Laser-arc hybrid welding process and joint performances of 6106-T6 aluminum alloy profiles for high-speed trains
Chinese Journal of Lasers,2019,Vol 46,No. 12
The hollow extrusion profiles of 6106-T6 aluminum alloy having a lock bottom structure were welded via fiber laser-cold metal transfer (CMT) arc hybrid welding, fiber laser-variable polarity tungsten inert gas (VPTIG) hybrid welding, and fiber laser-melt inert gas (MIG) hybrid welding. Subsequently, a hybrid welding joint with good forming properties and without clear defects was obtained by optimized welding parameters. Furthermore, the joint microstructure, tensile, and fatigue properties were studied, and the fatigue fracture mechanism and fracture morphology were analyzed.

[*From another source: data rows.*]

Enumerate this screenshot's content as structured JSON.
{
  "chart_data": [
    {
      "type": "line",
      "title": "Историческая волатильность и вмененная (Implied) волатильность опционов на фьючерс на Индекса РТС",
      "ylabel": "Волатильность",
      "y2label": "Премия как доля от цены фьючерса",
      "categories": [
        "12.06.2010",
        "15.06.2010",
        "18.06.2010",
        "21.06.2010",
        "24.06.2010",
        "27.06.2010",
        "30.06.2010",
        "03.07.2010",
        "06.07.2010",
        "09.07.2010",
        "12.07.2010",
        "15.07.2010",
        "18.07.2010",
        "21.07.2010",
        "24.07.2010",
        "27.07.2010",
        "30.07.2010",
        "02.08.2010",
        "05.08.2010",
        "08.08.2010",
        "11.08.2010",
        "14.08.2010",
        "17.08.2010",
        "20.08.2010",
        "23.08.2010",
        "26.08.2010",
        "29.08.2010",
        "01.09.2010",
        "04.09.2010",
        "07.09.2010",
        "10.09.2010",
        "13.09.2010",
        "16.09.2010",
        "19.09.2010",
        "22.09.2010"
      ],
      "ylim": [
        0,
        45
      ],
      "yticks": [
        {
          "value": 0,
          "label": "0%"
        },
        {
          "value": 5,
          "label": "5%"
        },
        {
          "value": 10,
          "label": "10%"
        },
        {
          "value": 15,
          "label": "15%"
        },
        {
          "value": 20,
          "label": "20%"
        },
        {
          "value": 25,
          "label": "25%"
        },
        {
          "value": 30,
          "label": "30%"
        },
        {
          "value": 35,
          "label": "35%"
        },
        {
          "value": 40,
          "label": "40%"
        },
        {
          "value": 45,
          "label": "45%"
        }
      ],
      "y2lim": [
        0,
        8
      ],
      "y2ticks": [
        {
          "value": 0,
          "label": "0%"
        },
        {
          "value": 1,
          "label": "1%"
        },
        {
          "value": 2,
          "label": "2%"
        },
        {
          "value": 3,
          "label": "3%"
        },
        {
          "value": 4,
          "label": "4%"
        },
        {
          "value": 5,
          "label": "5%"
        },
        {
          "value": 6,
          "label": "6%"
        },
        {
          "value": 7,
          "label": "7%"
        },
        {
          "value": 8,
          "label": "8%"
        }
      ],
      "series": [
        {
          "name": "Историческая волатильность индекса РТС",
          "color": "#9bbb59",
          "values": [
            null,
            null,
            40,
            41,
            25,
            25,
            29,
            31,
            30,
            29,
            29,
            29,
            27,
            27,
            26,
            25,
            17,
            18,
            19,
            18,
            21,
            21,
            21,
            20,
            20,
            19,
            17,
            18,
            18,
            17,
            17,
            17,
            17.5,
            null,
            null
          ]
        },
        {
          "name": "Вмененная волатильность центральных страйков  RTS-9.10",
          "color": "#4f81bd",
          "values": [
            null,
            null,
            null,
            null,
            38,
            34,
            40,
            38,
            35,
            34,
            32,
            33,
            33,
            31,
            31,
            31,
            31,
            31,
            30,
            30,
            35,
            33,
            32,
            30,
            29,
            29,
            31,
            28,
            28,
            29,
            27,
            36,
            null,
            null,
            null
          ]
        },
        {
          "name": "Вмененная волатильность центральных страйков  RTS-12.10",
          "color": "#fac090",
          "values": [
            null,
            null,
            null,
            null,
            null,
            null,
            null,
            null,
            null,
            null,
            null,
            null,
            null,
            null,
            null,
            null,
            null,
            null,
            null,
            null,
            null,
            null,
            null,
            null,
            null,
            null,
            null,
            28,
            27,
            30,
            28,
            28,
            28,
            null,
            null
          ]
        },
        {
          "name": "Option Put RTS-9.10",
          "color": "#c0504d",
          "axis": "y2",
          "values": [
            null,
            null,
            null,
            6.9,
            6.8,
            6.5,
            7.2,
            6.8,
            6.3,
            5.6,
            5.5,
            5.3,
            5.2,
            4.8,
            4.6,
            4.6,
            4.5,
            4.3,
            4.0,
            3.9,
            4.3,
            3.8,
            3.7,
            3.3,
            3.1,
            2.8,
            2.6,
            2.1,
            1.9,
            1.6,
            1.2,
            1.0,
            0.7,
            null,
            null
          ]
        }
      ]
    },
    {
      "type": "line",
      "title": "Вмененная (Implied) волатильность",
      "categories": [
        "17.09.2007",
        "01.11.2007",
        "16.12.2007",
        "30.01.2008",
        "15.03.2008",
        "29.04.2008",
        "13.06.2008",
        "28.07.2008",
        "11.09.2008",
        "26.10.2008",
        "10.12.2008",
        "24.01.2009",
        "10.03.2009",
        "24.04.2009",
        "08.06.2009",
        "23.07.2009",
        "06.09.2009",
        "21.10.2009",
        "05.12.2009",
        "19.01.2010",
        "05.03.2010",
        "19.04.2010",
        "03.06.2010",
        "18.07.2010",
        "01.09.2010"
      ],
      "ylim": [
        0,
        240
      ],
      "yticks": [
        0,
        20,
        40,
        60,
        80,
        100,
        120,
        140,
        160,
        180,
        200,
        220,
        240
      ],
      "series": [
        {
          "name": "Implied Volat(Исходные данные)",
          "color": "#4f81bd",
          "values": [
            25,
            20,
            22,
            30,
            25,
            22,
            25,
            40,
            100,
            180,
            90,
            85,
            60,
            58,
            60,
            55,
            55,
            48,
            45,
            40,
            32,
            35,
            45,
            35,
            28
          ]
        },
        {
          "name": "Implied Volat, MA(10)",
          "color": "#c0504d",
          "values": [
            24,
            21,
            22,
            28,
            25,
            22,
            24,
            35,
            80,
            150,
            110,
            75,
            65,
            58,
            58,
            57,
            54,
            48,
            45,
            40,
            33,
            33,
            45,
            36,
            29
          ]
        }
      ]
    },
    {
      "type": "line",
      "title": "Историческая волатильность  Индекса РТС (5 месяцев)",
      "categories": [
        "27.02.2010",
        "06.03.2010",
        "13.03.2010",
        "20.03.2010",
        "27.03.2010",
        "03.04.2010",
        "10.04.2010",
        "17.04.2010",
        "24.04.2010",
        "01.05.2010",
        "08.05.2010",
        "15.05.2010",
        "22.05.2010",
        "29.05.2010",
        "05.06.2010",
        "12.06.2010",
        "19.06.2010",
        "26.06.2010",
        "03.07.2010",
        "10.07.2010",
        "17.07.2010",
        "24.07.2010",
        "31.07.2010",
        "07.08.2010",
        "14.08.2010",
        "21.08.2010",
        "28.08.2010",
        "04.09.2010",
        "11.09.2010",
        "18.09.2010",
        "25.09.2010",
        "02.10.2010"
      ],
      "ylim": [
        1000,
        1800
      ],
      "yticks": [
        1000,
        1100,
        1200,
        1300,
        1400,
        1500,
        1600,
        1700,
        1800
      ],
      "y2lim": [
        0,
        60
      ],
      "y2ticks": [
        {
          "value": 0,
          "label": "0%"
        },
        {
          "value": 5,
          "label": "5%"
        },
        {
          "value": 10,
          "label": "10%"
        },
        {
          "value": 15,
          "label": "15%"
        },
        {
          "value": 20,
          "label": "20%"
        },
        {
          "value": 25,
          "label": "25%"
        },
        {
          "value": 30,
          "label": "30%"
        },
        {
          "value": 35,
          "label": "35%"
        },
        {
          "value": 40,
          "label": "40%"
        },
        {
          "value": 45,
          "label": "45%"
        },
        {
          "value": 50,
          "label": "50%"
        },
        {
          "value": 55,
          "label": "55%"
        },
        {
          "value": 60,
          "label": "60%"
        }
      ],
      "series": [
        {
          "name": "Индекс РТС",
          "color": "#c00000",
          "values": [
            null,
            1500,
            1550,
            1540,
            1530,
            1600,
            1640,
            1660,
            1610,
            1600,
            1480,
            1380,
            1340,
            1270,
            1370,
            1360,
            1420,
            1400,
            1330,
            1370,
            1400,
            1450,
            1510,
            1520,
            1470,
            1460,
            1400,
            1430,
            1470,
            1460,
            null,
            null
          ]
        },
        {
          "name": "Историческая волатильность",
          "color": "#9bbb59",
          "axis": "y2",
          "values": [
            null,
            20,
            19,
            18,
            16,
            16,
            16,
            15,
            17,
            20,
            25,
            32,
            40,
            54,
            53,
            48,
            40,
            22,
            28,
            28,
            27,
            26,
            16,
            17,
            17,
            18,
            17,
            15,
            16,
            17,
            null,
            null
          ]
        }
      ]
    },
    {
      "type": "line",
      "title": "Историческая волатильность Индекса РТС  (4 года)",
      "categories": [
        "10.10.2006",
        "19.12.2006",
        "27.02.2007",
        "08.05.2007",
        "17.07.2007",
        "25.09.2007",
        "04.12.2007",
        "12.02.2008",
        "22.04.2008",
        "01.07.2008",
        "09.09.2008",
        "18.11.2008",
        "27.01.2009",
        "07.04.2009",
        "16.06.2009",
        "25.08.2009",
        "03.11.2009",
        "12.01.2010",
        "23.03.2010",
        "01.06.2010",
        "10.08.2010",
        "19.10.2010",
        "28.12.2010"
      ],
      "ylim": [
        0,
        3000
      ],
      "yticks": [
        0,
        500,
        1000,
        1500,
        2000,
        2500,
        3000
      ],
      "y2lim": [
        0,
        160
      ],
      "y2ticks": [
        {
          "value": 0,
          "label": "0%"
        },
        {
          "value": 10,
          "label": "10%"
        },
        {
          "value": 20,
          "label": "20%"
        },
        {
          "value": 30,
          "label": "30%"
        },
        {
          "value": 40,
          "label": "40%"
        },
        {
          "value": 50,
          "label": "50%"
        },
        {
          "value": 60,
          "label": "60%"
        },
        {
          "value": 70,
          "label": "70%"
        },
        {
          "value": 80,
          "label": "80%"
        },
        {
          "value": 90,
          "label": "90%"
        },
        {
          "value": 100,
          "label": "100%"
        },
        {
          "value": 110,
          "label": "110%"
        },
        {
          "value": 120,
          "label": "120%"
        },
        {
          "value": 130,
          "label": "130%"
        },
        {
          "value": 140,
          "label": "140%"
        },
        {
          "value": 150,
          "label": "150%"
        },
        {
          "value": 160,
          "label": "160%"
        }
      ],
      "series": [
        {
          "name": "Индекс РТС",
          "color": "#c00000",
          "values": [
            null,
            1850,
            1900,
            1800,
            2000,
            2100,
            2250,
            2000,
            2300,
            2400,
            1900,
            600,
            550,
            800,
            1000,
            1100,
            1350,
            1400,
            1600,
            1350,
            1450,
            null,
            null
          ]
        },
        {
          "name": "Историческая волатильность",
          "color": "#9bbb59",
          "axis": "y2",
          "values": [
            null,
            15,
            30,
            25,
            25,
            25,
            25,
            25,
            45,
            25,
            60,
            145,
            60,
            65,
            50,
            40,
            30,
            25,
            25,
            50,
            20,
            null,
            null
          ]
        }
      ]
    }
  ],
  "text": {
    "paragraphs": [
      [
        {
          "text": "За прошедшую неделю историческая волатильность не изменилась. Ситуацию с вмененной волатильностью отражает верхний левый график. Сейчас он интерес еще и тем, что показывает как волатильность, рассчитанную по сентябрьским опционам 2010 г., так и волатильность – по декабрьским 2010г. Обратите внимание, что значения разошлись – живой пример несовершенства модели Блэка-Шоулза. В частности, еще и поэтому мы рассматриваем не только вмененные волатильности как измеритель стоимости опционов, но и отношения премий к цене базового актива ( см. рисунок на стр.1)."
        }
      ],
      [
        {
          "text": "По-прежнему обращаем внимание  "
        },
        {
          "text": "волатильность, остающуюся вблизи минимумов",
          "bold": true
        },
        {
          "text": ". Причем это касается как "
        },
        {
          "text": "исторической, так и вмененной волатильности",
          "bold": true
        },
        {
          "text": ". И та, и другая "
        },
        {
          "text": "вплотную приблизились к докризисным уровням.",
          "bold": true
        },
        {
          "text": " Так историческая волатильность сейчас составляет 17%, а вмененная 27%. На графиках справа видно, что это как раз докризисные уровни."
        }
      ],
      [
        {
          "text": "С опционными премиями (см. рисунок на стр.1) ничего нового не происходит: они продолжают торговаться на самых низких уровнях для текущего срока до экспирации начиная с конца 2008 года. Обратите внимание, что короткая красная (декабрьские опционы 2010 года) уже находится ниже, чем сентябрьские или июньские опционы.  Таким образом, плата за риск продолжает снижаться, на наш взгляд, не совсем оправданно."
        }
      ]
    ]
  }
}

The results denote that the sizes of equiaxed grains at the center of the laser-CMT and laser-VPTIG hybrid welding joints gradually decrease from the upper part of the bead to the bottom. However, the sizes of the coarse equiaxed grains in the upper and lower parts do not change considerably, and the sizes of grains at the center of the laser-MIG hybrid welding joint are large. Furthermore, the tensile strength of the laser-CMT, laser-VPTIG, and laser-MIG hybrid welded joints are 213.0 MPa, 198.0 MPa, and 200.0 MPa, respectively. These values denote a certain degree of strength loss when compared with that of the base metal. The fatigue limits of the three hybrid welded joints are 105.00 MPa, 100.83 MPa, and 113.50 MPa, respectively. All the fatigue fracture positions are located in the columnar crystal zone at the fusion line of the welding joints. In addition, the fractures are dimpled, indicating a typical ductile fracture.